23 Marzo 2013
Cerchio alla testa per la sbronza di ieri sera. Io non ho voglia di alzarmi e Diana posticipa le cose che ha da fare per evitare la mia ovvia incazzatura con lo stato d’animo che il cerchio alla testa mi causa. Per cui mi sveglio tardi io e lei è di fretta. Vorrei fare una doccia, fare colazione con lei, ma non è aria per cui mi preparo, scendo alla moto e abbraccio Diana che se ne va a fare le cose che ha da fare, mentre io rimonto la moto di ogni cosa che avevo portato dentro casa e una volta pronto, me ne vado.
Non è il migliore dei saluti, ma non è nemmeno una buona ragione per non essere amici. E’ solo capitato di fretta, tutto qui.
Se ieri ero contento di perdermi per San Francisco, oggi non riesco ad uscire e passo un’ora andando avanti ed indietro da tutte le parti fino a che trovo sto benedetto Golden Gate sopra il quale voglia passare per fare una foto e continuare verso nord. Ho visto un sacco di mare ieri ed anche se il cartello che mi riporta sulla 1 è davanti a me, lo ignoro e vado per la 101 che è più simile ad una autostrada.
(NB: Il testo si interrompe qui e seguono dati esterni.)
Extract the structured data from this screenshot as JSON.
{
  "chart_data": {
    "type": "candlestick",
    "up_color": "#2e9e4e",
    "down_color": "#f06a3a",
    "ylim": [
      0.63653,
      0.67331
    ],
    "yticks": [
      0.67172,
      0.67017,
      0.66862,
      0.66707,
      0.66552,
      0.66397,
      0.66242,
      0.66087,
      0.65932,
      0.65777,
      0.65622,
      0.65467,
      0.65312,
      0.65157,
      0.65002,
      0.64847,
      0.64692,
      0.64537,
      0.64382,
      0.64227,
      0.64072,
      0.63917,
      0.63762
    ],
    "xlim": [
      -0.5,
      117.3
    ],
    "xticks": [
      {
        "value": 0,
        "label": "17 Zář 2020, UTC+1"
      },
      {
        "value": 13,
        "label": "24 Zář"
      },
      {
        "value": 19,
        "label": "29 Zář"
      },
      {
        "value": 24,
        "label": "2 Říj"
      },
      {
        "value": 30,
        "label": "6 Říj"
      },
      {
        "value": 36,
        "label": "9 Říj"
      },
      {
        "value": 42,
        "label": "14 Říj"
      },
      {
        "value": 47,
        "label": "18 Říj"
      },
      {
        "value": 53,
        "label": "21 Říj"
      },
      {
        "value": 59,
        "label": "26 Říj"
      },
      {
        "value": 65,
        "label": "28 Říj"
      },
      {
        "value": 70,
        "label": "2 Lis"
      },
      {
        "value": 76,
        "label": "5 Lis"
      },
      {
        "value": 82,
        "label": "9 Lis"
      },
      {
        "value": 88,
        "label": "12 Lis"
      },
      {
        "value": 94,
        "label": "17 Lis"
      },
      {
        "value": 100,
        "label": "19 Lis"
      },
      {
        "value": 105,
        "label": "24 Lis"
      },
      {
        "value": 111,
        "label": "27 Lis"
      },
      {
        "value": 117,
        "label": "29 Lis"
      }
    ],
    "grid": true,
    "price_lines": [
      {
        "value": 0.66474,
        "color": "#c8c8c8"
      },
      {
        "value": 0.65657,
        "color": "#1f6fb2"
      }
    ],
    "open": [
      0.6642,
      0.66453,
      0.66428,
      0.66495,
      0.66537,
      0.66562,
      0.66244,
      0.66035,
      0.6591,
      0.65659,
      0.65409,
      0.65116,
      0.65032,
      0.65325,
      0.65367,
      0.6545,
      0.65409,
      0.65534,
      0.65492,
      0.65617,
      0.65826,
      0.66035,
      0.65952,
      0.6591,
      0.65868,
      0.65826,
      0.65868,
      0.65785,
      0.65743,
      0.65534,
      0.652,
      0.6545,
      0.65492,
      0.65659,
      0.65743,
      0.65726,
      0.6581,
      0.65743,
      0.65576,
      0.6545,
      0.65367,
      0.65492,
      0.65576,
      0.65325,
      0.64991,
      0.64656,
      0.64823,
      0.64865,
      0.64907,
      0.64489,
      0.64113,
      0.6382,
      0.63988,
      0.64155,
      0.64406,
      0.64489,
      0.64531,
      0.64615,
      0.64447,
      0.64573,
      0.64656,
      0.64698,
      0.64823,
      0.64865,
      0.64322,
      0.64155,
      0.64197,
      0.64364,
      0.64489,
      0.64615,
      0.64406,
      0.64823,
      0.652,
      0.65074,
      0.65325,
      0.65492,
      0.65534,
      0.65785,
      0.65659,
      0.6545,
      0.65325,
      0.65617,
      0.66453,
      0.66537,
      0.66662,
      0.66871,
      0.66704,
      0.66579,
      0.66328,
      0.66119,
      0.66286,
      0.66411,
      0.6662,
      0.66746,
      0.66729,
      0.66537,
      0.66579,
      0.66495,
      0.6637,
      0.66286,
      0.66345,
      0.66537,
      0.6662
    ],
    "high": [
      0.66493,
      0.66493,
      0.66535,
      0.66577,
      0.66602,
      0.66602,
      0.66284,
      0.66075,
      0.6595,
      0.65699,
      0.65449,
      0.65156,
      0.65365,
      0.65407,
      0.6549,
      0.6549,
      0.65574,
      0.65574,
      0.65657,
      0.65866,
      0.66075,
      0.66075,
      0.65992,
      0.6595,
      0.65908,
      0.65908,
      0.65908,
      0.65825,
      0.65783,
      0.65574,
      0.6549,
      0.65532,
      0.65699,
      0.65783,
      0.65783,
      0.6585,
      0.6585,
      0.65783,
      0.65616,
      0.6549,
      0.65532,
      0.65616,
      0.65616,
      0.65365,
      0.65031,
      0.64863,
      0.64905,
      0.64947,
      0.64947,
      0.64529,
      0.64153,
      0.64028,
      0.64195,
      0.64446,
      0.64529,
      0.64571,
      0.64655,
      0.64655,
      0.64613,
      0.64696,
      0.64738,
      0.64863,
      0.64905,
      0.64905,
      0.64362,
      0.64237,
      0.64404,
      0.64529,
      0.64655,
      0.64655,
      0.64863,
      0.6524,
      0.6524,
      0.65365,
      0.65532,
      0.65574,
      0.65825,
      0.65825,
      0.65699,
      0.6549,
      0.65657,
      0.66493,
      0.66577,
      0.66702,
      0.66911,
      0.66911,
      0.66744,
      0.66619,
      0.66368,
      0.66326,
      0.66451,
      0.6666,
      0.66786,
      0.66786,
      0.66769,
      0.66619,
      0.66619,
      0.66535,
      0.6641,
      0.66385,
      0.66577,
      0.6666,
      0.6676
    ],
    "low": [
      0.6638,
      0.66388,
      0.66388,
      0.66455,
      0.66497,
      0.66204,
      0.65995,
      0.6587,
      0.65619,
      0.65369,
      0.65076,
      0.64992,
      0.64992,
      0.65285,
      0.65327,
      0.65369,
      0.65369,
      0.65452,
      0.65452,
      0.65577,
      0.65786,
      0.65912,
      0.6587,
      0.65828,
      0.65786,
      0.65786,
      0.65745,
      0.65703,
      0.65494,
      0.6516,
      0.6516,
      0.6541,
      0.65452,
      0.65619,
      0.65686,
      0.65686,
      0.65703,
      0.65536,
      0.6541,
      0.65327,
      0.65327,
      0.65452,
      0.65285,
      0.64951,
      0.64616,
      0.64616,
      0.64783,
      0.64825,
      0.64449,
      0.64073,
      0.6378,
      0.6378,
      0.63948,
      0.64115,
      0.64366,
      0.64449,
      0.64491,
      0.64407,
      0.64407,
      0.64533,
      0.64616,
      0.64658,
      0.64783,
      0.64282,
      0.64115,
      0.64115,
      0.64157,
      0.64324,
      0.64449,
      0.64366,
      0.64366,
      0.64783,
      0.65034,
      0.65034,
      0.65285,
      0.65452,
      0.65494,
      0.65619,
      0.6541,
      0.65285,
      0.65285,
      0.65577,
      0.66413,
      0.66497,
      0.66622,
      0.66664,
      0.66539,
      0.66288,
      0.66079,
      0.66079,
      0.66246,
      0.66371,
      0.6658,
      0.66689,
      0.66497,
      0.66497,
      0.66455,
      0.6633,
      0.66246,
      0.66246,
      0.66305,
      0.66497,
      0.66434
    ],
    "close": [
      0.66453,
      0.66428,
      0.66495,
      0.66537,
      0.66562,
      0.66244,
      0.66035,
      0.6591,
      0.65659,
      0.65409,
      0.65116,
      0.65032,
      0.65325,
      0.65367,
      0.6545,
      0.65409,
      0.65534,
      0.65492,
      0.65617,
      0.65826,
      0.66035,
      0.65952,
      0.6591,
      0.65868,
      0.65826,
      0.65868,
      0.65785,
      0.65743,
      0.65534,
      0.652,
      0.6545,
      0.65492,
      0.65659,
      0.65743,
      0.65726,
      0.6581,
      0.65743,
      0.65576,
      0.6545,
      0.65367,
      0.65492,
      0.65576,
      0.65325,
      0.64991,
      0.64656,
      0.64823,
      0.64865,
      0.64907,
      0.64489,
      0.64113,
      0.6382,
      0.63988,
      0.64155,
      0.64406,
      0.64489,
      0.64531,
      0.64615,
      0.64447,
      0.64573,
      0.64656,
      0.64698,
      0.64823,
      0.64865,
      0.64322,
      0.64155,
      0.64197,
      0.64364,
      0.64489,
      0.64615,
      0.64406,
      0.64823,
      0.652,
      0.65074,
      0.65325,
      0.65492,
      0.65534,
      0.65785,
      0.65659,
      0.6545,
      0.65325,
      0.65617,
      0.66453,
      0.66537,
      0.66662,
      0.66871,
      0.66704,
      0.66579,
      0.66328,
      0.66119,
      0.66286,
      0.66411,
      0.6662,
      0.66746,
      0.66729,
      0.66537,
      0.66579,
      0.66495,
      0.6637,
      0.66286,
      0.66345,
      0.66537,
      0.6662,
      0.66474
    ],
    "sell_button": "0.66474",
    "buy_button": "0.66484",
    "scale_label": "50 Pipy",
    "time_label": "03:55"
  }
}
Non c’è il mare, ma non sono nemmeno in veda di vederlo tutti i giorni fino al mio ingresso in Canada.
Sono un po’ incazzato, si nota?
Capita…
Devo aspettare di trovarmi nel mezzo di una distesa di sequoie gigantesche per dimenticarmi tutto in un istante. E ragazzi, i boschi del RedWoods sono qualcosa si spettacolare! Troppo belli! Per cui la meraviglia manda via il mal umore ed un caffè ed un panino mandano via il cerchio alla testa, mentre il calduccio di San Francisco si fa un po’ desiderare ed io metto già un paio di calzini in più ed anche gli interni della moto, già che è freddo!
Ed anche se è tardi ed ho pensato tutta la giornata a rimuginare il perchè dei perchè della vita, con questi boschi surreali e le ombre fantastiche e misteriose e le casette costruite dentro ai tronchi posso dire di aver ritrovato la serenità. Per cui abbastanza infreddolito e con il sole ormai calato dietro di me vado a are l’ultimo piano della giornata e cerco un posto dove dormire, che non trovo.
Arrivo in un camping dove ci metto 20 minuti per capire che devo fare il mio ingresso e pagare in una busta da mettere in una fessura dentro una porta. Un gioco di fiducia verso il cliente che in Sud America e Centro America ti puoi scordare. Per cui pago i miei 25 dollari, scelgo una piazzetta, mi faccio una doccia e cerco di usare il computer nella cucina all’aperto messa a disposizione per noi in tenda, finché la temperatura non mi gela le mani e sono costretto a infilarmi in tenda e dormire.
Non ho nemmeno cenato, ma avevo 4 biscotti avanzati da quel primo giorno di campeggio e me li faccio bastare.